Wilson and Burrell both acknowledged any “savings” Pittman’s contract would have generated were purely hypothetical, as the contract only pays out if a natural disaster indeed occurs. But Burrell shot back, accusing Wilson of playing politics.
“I think the reason you did it … you did it because you wanted Pittman Tractor Company out,” he said, “We all know why you did it — you wanted him out. … We know what we’re doing on this, our staff knows what they’re doing on this. We didn’t need an attorney to look at this.”
Burrell said if the city does have to exercise the contract with D&J, “it will cost the city money for no good reason at all.”

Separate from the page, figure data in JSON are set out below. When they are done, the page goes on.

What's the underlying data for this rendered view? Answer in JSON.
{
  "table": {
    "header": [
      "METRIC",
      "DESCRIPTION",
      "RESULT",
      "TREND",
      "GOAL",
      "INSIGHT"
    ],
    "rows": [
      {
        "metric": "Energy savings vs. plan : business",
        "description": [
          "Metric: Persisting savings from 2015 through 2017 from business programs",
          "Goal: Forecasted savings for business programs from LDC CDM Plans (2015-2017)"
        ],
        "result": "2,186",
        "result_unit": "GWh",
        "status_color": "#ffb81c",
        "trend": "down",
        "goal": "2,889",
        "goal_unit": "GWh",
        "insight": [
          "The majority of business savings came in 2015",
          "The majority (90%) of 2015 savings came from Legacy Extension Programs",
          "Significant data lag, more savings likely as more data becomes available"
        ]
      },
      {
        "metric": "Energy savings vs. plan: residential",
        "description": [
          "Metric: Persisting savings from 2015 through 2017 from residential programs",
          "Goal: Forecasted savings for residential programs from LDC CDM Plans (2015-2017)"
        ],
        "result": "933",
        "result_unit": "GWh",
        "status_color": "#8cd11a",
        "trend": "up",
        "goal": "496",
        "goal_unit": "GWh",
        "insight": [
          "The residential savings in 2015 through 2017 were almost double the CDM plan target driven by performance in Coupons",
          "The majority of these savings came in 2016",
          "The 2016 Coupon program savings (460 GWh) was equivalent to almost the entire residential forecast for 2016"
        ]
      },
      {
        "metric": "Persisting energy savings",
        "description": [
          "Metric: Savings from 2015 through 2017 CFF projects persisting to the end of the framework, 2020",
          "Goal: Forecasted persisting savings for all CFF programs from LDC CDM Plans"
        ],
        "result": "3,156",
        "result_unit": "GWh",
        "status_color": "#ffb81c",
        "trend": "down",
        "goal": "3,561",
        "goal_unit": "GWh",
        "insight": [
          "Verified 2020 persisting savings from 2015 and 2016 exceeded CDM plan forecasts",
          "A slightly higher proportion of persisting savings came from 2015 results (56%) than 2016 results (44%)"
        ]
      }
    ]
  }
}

Talking over each other, Wilson called Burrell’s comments “out of line” and said she “spent a lot of unnecessary time doing it because it came in so late.”
“I’m doing this for the city, OK? Having these options for the city is important and it’s not because I didn’t want Pittman to have the contract — everybody has a fair chance to rebid when I request a rebid.”
The council — including Burrell — voted unanimously to award the new contract to D&J.